La différence tient au but poursuivi. Un boulanger règle ces leviers pour retenir du gaz et bâtir une mie alvéolée. Un fabricant de nouilles japonaises les règle pour obtenir un fil qui résiste au bouillon et claque sous la dent. Le premier fait travailler des levures et des bactéries lactiques, le second corrige le pH de son eau au gramme près. Deux chemins, l’un biologique, l’autre chimique, pour une même obsession de texture.
Quatre gestes de cuisson découlent directement de cette chimie :
- Cuisez udon et somen dans une eau non salée : leur pâte porte déjà son sel, qui migre vers le bouillon.

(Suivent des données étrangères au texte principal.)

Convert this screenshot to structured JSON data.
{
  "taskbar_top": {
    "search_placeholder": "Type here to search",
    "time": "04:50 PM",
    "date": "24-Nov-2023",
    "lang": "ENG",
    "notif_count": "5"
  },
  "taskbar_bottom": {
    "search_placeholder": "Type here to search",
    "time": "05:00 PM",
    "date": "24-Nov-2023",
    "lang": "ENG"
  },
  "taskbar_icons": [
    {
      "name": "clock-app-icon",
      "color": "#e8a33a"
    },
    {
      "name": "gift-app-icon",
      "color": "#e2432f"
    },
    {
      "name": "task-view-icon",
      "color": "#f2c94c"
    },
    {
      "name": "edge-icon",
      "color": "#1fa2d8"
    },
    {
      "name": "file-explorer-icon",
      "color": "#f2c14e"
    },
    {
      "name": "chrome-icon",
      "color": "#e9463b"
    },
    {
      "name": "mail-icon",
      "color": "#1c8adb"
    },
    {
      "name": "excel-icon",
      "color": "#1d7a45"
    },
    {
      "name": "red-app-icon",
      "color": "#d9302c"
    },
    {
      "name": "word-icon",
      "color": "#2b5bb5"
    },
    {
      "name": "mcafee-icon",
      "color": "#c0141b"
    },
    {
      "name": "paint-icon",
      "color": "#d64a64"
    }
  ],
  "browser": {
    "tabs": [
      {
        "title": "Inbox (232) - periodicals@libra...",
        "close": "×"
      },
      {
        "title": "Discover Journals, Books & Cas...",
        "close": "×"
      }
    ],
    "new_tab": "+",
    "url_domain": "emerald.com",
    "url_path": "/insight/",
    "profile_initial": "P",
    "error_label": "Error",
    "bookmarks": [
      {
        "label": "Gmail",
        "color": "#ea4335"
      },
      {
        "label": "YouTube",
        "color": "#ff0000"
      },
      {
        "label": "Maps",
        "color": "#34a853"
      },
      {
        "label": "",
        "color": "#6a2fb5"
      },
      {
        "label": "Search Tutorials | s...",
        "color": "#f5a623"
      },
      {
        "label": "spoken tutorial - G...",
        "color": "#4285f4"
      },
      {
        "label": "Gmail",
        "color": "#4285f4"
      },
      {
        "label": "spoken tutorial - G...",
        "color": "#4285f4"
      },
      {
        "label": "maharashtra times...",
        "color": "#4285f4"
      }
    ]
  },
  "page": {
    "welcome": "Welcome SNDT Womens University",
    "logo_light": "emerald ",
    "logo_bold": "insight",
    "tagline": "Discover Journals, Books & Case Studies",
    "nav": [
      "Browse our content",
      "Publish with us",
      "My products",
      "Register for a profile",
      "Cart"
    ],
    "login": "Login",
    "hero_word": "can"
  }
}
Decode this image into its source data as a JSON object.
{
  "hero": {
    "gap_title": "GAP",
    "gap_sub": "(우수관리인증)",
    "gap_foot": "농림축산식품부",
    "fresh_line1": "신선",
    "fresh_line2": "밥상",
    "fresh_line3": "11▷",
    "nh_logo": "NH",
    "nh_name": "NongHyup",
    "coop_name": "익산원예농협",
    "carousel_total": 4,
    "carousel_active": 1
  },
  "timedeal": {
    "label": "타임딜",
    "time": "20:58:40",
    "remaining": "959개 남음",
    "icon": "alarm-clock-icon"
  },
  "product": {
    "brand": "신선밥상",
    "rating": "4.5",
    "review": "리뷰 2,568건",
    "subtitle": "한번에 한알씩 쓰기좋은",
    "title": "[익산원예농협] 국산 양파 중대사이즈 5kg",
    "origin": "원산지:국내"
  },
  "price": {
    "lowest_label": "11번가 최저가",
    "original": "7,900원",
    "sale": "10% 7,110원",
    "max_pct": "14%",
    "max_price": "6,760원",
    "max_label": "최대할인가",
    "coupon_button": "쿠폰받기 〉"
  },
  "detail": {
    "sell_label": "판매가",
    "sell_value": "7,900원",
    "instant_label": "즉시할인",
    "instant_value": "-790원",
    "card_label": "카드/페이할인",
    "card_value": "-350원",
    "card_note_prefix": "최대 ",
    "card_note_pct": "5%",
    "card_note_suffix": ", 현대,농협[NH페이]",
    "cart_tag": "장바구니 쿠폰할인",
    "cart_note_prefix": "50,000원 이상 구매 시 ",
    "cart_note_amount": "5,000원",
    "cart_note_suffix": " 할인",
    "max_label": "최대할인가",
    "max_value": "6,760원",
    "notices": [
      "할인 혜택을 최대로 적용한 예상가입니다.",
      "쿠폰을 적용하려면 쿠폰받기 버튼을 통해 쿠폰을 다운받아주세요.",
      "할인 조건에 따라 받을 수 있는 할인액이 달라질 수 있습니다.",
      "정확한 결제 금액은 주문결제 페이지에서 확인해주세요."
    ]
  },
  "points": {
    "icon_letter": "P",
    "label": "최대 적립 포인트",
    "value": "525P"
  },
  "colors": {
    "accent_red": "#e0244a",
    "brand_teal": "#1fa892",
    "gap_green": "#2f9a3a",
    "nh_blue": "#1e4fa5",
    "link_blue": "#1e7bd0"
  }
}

- Rincez soba et udon à l’eau froide dès l’égouttage, pour retirer l’amidon de surface et bloquer la cuisson.
- Conservez l’eau de cuisson de la soba, le sobayu, que les Japonais boivent allongée dans le reste de sauce.
- Versez les nouilles à ramen directement dans le bol chaud, sans rinçage : leur amidon lie le bouillon.
Le rapprochement avec notre terroir n’a rien de forcé. Une galette de blé noir et une assiette de soba partagent la même farine grise, le même parfum torréfié, la même absence de gluten propre. Nos spécialités bretonnes, du far au kouign-amann racontent l’autre branche de cette histoire céréalière, celle du froment et du beurre salé.
Prochaine étape : choisissez un paquet de soba affichant clairement son pourcentage de sarrasin, faites-le cuire huit minutes à l’eau frémissante, puis comparez-le à une galette de blé noir du marché. Deux bouchées suffisent à sentir ce que le liant change.